Schulstart im Ausnahmezustand

von Redaktion

VON DIRK WALTER

München – Alle Blicke richten sich auf Mebis: Funktioniert die Lernplattform des Kultusministeriums heute zum Auftakt des (zunächst) auf drei Wochen terminierten Digitalunterrichts – oder schmiert sie wie vor Weihnachten wieder ab? Das Kultusministerium hat genaue Regeln an die Schulen geschickt, um neue Pannen zu verhindern. Jede Schule in Bayern erhielt eine Anweisung, ab wann sich Schüler in Mebis – gestaffelt nach Viertelstunden – einloggen dürfen.

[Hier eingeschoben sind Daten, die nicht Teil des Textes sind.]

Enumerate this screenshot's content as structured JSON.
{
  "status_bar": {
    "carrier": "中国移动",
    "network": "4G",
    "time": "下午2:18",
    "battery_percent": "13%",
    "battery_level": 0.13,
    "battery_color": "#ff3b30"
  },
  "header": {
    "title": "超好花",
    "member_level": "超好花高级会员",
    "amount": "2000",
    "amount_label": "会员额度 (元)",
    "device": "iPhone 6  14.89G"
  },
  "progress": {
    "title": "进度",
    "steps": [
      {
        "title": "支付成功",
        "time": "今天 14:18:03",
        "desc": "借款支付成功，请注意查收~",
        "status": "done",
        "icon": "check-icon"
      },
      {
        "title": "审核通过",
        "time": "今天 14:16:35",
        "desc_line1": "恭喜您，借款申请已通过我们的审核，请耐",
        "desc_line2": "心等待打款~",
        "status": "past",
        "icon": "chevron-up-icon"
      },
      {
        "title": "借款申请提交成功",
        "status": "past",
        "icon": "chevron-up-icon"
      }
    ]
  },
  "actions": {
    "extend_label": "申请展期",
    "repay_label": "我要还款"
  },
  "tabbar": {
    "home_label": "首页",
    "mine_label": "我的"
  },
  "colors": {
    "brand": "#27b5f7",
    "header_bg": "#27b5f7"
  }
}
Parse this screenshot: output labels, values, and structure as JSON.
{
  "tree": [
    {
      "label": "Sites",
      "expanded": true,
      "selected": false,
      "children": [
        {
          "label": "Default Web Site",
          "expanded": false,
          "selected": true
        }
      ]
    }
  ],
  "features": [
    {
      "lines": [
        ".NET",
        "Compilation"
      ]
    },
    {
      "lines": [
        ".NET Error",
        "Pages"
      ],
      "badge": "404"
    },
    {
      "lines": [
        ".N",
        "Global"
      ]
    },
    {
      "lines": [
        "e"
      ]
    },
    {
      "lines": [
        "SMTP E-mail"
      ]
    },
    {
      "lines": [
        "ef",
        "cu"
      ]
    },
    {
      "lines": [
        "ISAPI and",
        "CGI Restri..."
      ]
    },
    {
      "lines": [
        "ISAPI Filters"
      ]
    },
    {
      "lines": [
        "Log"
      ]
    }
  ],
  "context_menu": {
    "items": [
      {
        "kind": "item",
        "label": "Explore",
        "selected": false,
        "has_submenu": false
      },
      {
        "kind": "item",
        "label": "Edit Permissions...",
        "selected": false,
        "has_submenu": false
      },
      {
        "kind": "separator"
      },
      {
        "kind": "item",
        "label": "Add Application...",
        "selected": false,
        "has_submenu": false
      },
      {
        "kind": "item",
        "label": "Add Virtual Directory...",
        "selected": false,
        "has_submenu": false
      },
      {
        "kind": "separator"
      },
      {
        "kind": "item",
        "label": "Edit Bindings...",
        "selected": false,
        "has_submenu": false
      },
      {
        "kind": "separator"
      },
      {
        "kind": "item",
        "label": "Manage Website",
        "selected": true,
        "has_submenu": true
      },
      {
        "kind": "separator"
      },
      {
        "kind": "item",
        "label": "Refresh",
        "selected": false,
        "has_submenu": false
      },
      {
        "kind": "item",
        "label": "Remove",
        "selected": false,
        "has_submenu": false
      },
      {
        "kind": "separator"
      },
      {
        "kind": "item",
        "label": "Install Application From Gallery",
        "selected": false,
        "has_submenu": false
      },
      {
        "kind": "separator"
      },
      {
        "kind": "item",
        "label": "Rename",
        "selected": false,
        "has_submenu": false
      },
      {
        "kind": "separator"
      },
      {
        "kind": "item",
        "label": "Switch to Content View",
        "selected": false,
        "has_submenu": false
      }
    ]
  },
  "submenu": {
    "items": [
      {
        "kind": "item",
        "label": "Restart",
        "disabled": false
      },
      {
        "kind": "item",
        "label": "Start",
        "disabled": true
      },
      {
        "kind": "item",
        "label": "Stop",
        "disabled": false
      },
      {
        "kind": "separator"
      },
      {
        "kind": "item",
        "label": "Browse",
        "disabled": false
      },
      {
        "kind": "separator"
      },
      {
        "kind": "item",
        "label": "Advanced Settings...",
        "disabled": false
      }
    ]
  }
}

Das soll eine Überlastung des Systems verhindern. Manche Schulen warnen die Schüler: Es sei nicht abzusehen, „wie gut Mebis ab Montag funktionieren wird“, heißt es da. Notfalls werde auf E-Mails umgeschaltet, um die Schüler mit Arbeitsmaterial zu versorgen.

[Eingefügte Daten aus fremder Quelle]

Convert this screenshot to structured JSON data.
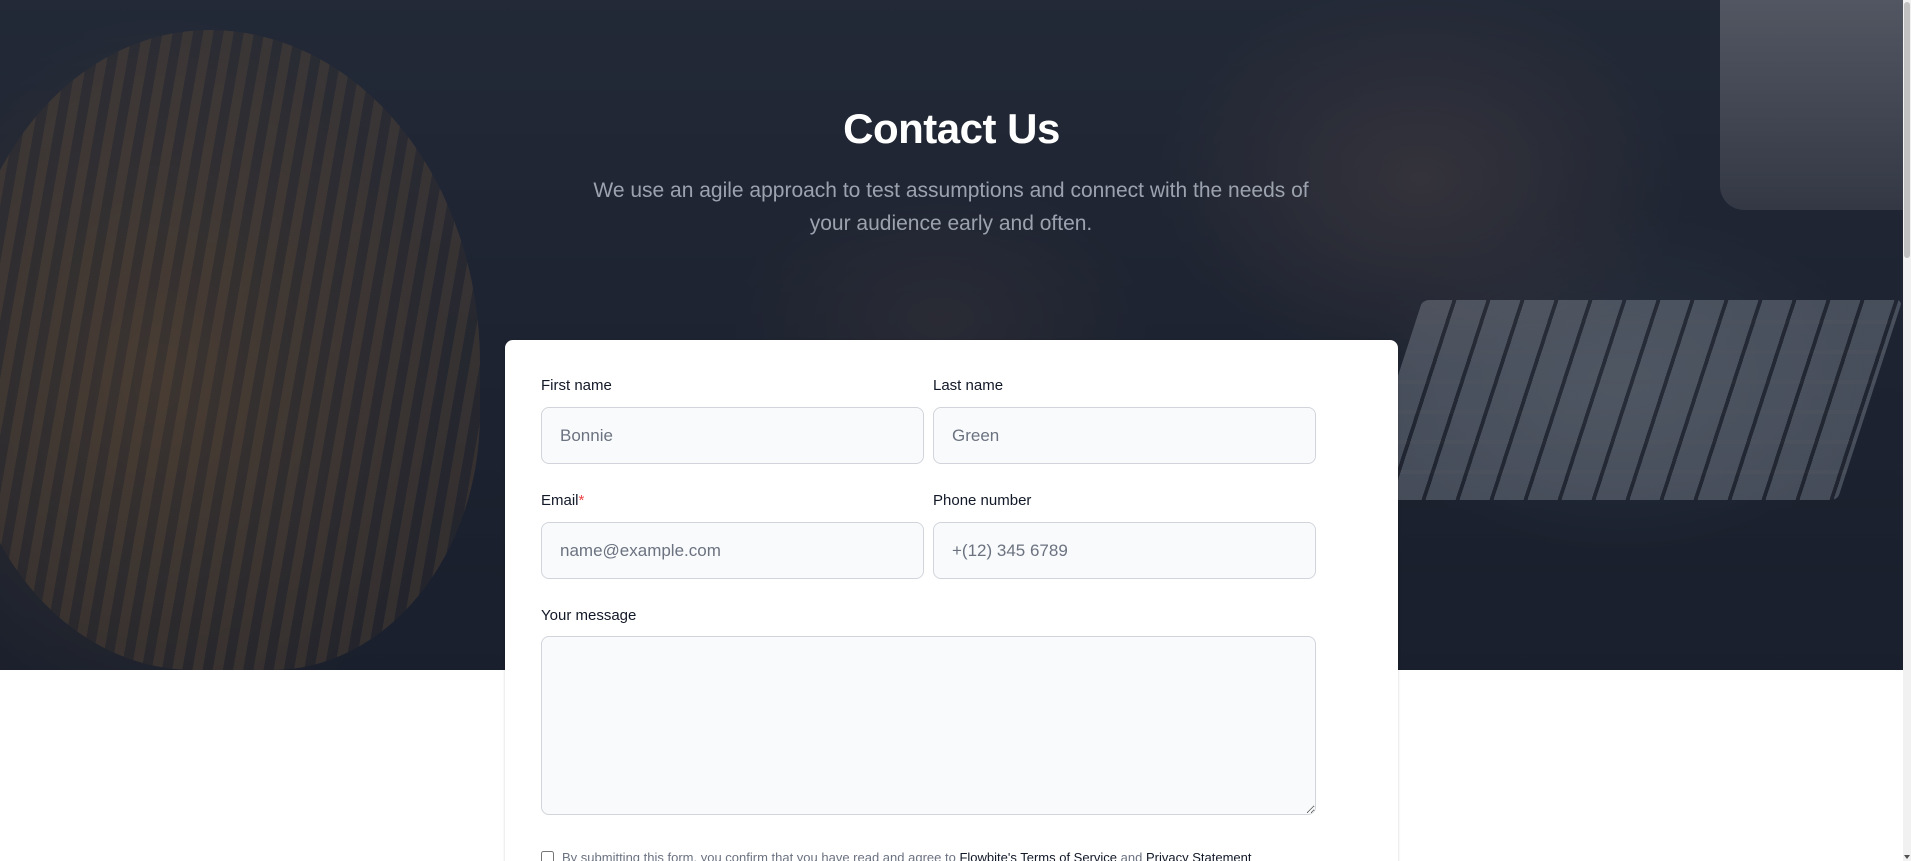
{
  "hero": {
    "title": "Contact Us",
    "subtitle": "We use an agile approach to test assumptions and connect with the needs of your audience early and often."
  },
  "form": {
    "first_name": {
      "label": "First name",
      "placeholder": "Bonnie"
    },
    "last_name": {
      "label": "Last name",
      "placeholder": "Green"
    },
    "email": {
      "label": "Email",
      "required_mark": "*",
      "placeholder": "name@example.com"
    },
    "phone": {
      "label": "Phone number",
      "placeholder": "+(12) 345 6789"
    },
    "message": {
      "label": "Your message",
      "placeholder": ""
    },
    "terms": {
      "prefix": "By submitting this form, you confirm that you have read and agree to",
      "terms_link": "Flowbite's Terms of Service",
      "joiner": "and",
      "privacy_link": "Privacy Statement",
      "checked": false
    }
  },
  "colors": {
    "hero_overlay": "#111827",
    "title": "#ffffff",
    "subtitle": "#9ca3af",
    "input_background": "#f9fafb",
    "input_border": "#d1d5db",
    "required": "#ef4444",
    "label_text": "#111827"
  }
}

Kultusminister Michael Piazolo (FW) hat zuletzt mehrfach gemahnt, Mebis nur zeitlich versetzt („asynchron“) zu nutzen – beispielsweise am Nachmittag schon Materialien für den nächsten Tag abzurufen, um eine Systemüberlastung zu vermeiden. „Schülerinnen und Schüler sollen zu regelmäßigem Arbeiten motiviert werden, es ist aber nicht angezeigt, sich täglich exakt zu Beginn des Distanzunterrichts bei Mebis anzumelden“, heißt es in zweiseitigen Empfehlungen, die an Eltern und Schüler gingen. Bei einem neuen Absturz müsste sich der Kultusminister wohl Sorgen um seinen Job machen.

Am Gymnasium in Bruckmühl (Kreis Rosenheim) beispielsweise dürfen die Schüler Mebis erst ab 9.15 Uhr nutzen – vorher nicht. Die Schule um 8 Uhr beginnt für die Gymnasiasten in Bruckmühl mit dem Einloggen in den Live-Unterricht, sagt Schulleiter Walter Baier. Das Gymnasium arbeitet je nach Klasse mit den Videokonferenzsystemen Jitsi oder MSTeams. Der Lehrer in der ersten Stunde hat Kontrollpflicht, dass sich wirklich alle Schüler beteiligen. Wer fehlt, wird zu Hause angerufen. „Es ist jetzt eine deutliche Struktur drin“, sagt Baier. Eigentlich sei es ausgeschlossen, dass sich Schüler wie in der Vergangenheit still und heimlich aus dem Digitalunterricht „abseilen“.

Baier hält Distanzunterricht für aufwendiger als Präsenzunterricht zu normalen Zeiten – eine Einschätzung, die viele Lehrer teilen. Sie müssen Hefteinträge möglichst selbsterklärend verschicken, von den Schülern Aufgaben einsammeln, diese korrigieren und online zurückschicken – bei 150 Schülern, die ein Fachlehrer betreut, summiert es sich. Jetzt kommt die Kontrolle der Online-Präsenz dazu. Lehrer müssen sicherstellen, dass nicht eine technische Panne den Schüler ausloggt, dann aber das Sekretariat alarmieren – parallel zum Unterricht.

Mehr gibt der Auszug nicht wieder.